As she had many times before, Sarah watched the images of Nathaniel and Margaret, tramping along a muddy forest track, and wished the veil allowed her to see across time as well. She longed to see her mother and father before death had divided them, her brother as a foster child called Nathaniel Chapel in the care of the Earl of Johnsland, her sister as Margarida, the ward of the smuggler and pirate, Montserrat Ferrer i Quintana.

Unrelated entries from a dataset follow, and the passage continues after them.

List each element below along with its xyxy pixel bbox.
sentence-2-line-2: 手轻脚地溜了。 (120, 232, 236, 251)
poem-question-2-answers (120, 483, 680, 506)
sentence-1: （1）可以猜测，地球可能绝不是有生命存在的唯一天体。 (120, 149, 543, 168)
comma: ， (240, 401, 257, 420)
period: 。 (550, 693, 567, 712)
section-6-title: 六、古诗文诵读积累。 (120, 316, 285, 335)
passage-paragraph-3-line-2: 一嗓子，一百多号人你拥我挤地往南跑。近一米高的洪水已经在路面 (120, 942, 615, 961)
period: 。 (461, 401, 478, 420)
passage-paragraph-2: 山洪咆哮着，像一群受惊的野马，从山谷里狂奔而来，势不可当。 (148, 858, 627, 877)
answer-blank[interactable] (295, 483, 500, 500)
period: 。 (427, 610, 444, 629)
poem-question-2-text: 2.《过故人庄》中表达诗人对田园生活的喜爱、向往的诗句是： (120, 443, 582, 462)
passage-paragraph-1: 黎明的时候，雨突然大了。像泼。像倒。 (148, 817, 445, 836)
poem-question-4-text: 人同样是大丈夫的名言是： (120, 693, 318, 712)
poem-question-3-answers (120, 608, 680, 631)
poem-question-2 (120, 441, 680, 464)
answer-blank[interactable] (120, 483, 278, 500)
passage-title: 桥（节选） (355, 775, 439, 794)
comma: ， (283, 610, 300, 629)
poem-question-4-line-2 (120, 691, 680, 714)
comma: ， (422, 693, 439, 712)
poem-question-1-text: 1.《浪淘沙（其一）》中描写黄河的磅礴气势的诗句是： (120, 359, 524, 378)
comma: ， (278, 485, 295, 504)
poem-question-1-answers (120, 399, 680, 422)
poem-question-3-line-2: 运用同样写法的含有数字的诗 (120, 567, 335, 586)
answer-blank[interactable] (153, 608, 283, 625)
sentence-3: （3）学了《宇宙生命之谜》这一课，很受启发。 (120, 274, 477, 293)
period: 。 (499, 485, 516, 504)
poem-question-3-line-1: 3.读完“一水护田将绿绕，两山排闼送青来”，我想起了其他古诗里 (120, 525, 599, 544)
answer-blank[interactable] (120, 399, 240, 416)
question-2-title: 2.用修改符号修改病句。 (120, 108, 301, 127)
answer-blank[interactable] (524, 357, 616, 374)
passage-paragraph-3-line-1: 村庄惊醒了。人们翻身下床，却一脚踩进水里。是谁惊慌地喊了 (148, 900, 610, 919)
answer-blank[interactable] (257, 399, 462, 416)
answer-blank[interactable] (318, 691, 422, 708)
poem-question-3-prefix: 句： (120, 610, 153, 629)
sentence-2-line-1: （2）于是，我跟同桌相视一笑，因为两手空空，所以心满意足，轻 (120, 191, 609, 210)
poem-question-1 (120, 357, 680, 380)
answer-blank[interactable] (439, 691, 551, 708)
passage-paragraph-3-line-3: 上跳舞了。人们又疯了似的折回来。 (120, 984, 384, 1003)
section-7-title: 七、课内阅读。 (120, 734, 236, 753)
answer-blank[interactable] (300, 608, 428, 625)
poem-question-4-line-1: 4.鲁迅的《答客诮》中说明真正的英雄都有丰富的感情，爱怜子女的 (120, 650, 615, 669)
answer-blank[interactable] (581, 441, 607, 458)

Sarah followed the line of the trail they were walking and frowned. Where were Nathaniel and Margaret going? Thomas wished all three of them dead, so Sarah wanted Nathaniel and Margaret to join her in Cahokia. Cahokia was not safe for them — no place was safe for them — but it must surely be one of the least dangerous places they could be.
Instead, Sarah’s sister and brother followed a path that joined larger and larger trails, flowing toward Philadelphia. Once their mother’s capital, now Thomas’s. She must reach out and urge them to take a better road.
Sarah and Nathaniel communicated easily across distance. As she had a gift of sight, bestowed by her father’s acorn in her eye, he had a gift of hearing, acquired from an acorn that had been wrapped inside one furled ear at birth. The voices young Nathaniel heard had left him fragile and shattered until, with the aid of an Ojibwe visionary guided by his personal spirit, Nathaniel had been healed. Sarah did not fully understand how that had happened, but Nathaniel was able to enter the realm of spirits, and had the ability to speak with some spirits of the dead. Of the dead who stayed closed to this earth, perhaps.
Also, when Sarah wanted him to hear her, he could.